Ryder didn't look too pleased when we climbed into the car. Two store employees had loaded Rocky's stuff into the trunk, plus a load of branded merchandise that they'd given me for free and hoped I'd use but which I'd actually donate to the shelter.
"Why did you mention Serafini?" he grumbled. "They're gonna start speculating."
"Exactly. And if they're speculating about me and Romeo, they won't be paying attention to me and you."
"Hmm," was all he said.
"Plus the men on his personal security team strike me as the type who would shoot first and ask questions later, so I'm thinking this is a win-win."
And it wasn't as if Romeo would mind his name being associated with mine. He'd asked me to have dinner with him, hadn't he?
"That isn't the worst idea you've had," Ryder admitted.
"I'll never get rid of the press entirely, but I can steer them in a different direction. Yes, those morons are a pain in the butt, but they also think I'm a dumb blonde, so it's easy to manipulate them."

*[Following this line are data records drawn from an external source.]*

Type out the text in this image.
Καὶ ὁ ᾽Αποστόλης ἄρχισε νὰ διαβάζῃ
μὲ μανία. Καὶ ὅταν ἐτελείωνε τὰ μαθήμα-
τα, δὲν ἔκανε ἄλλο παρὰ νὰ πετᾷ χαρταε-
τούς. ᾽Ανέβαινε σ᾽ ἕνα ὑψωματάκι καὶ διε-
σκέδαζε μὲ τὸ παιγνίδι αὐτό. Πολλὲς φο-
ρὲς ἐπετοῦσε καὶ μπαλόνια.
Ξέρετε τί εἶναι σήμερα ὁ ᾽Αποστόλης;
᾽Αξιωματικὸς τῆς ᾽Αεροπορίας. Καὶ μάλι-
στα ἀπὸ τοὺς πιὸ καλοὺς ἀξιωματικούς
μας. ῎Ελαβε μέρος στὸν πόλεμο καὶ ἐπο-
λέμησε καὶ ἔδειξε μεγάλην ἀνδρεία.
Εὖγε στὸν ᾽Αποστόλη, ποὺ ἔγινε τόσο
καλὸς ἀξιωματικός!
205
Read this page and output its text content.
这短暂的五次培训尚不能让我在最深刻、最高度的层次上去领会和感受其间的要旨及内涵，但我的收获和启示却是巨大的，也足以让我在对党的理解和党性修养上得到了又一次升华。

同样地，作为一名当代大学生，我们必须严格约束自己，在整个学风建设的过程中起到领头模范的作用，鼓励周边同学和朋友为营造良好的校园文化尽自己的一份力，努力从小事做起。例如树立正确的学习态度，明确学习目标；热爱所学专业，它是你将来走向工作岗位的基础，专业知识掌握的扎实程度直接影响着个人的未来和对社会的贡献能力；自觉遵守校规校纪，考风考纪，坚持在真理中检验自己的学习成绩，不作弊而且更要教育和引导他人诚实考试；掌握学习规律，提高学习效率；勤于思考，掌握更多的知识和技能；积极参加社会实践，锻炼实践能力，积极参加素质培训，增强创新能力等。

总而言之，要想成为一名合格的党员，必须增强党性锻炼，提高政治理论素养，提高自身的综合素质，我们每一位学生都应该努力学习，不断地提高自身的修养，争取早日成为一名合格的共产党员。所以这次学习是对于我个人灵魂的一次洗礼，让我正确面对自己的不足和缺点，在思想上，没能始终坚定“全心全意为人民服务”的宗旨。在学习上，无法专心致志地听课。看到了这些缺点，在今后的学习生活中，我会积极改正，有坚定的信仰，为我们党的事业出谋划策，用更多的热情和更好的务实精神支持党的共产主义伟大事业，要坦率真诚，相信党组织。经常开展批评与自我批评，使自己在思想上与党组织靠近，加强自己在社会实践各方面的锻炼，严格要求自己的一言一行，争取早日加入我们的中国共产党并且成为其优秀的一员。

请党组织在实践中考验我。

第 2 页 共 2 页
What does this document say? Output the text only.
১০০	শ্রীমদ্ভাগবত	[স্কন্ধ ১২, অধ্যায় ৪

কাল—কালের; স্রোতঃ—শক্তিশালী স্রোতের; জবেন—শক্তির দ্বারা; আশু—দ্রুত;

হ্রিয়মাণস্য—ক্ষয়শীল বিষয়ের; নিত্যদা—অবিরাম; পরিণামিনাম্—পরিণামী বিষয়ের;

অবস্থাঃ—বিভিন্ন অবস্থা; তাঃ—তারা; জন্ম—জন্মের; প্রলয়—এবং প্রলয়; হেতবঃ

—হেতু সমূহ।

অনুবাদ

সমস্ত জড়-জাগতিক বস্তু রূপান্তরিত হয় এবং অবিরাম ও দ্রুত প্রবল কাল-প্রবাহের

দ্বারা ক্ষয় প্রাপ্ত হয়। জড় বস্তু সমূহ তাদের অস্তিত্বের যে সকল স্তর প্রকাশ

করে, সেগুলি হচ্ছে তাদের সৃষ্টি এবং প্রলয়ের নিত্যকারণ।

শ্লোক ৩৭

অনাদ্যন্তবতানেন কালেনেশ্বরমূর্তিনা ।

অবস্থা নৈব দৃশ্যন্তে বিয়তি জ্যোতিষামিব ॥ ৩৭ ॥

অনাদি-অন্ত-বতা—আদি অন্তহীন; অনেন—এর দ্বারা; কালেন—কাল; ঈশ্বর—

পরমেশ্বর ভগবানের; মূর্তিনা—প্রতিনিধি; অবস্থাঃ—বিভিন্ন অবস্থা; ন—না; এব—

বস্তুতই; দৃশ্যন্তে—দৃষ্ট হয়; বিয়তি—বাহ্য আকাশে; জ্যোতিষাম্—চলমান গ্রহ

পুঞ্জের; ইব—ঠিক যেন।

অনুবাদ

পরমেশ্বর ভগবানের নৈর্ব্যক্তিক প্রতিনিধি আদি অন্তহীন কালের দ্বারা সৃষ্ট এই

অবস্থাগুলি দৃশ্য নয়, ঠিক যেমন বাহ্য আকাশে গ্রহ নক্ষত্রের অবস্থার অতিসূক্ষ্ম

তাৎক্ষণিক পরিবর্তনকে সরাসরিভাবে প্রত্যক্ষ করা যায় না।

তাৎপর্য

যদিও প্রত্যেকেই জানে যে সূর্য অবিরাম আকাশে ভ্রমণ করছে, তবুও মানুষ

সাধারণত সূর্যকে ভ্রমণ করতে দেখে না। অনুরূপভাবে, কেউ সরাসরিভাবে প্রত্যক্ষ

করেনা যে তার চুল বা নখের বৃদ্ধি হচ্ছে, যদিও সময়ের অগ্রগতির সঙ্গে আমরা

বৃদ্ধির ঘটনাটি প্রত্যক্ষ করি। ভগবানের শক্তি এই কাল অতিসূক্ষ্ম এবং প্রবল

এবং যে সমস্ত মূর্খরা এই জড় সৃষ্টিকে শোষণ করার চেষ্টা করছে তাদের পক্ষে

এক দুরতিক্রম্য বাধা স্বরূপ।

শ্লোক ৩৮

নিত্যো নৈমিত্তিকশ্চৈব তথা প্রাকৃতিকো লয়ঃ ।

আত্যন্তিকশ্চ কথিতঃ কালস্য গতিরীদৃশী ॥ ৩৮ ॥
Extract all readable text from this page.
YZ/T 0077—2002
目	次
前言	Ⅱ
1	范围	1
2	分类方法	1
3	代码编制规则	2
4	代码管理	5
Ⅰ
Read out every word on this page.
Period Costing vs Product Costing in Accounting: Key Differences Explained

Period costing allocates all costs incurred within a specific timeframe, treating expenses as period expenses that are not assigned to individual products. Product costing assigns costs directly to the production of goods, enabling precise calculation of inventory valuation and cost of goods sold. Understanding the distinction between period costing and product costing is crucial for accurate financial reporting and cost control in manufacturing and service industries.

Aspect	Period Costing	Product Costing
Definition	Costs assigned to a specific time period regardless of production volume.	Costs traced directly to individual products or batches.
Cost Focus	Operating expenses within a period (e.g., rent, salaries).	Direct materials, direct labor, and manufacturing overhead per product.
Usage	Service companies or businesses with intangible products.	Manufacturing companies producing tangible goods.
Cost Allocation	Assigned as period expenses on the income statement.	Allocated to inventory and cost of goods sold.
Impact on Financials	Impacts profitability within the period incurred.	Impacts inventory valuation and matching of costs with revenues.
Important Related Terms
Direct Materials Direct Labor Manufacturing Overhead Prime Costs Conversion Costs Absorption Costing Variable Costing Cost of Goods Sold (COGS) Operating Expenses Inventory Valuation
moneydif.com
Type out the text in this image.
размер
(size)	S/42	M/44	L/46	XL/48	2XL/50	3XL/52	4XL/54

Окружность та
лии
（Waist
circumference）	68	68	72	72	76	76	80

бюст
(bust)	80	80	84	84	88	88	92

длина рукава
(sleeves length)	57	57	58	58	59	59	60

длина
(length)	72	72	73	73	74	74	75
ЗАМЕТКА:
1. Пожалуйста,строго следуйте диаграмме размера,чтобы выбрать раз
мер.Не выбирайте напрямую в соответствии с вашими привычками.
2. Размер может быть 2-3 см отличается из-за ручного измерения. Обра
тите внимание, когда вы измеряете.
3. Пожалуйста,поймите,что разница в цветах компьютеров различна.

"You're definitely not dumb, moon."
"And I'm not blonde either."
"I don't think I've ever seen a picture of your natural colour."
"I've been dying my hair since I was five. From what I remember, it's more of a medium brown."
"You think you'll ever go brunette again?"
"Maybe? In less than four months, I'll be free to do whatever I want."
"Unless Julius comes up with another offer," Ryder ground out.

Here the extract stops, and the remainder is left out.